Miguel Ángel Rodríguez Mackay
Para la cultura universal es un drama completo lo que está sucediendo a Palmira, el histórico recinto urbano del mundo antiguo ubicado a 205 km al este de Damasco, la capital de Siria. El Estado Islámico (EI), que desde el mes de mayo controla la región donde yace la milenaria y emblemática urbe, acaba de detonar una serie de explosivos que prácticamente han acabado con el célebre Arco de Triunfo, de 2000 años de antigüedad y que marcaba la entrada de esta ciudadela, inscrita por la UNESCO como patrimonio mundial de la humanidad. La misma mala suerte han corrido en agosto último los templos más hermosos de Palmira: Bel y Baalshamin.
En setiembre el grupo yihadista destruyó varias de las célebres torres funerarias del lugar, únicas en el mundo. La comunidad internacional debe evitar la destrucción total de Palmira, considerada “la perla del desierto” sirio. La tragedia que impacta en la memoria colectiva de este país y de la humanidad da cuenta que ya van más de 900 monumentos o emplazamientos arqueológicos que han sido dañados o destruidos en los cuatro años y medio que lleva el conflicto.
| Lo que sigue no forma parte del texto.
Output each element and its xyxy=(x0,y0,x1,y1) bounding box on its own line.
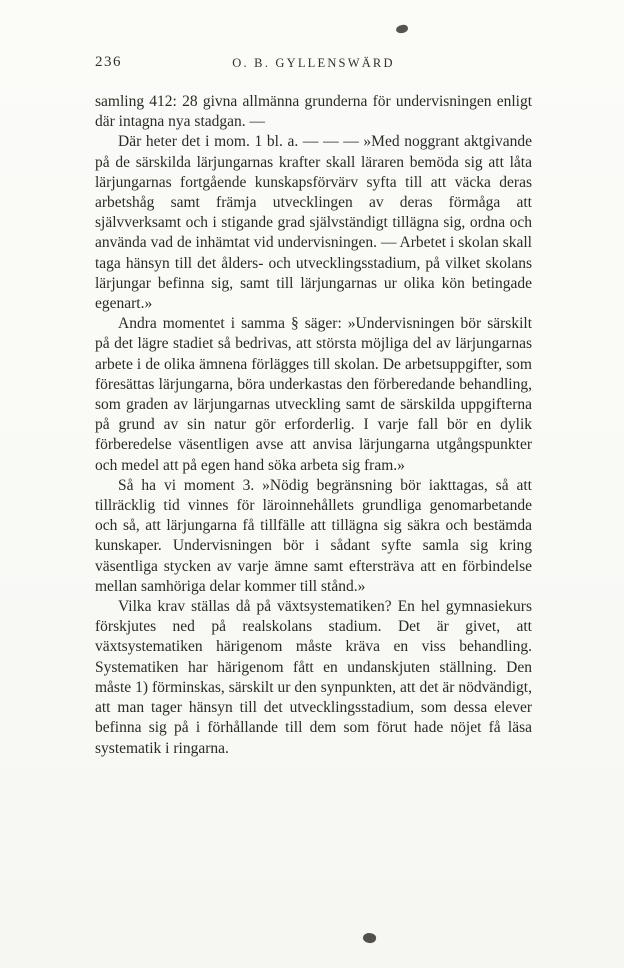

La UNESCO, fundada en 1945 como organismo especializado de la ONU, y que es la entidad responsable de la protección jurídica internacional del patrimonio cultural, en estas circunstancias poco puede hacer dado que el conflicto interno se ha vuelto dominante. A pesar de contar con convenios de protección de los bienes culturales en conflictos armados -el más notorio: la “Convención para la protección de los bienes culturales en caso de conflicto armado” (1954)-, poco podrá hacer para evitar el imperio de la barbarie sobre Palmira.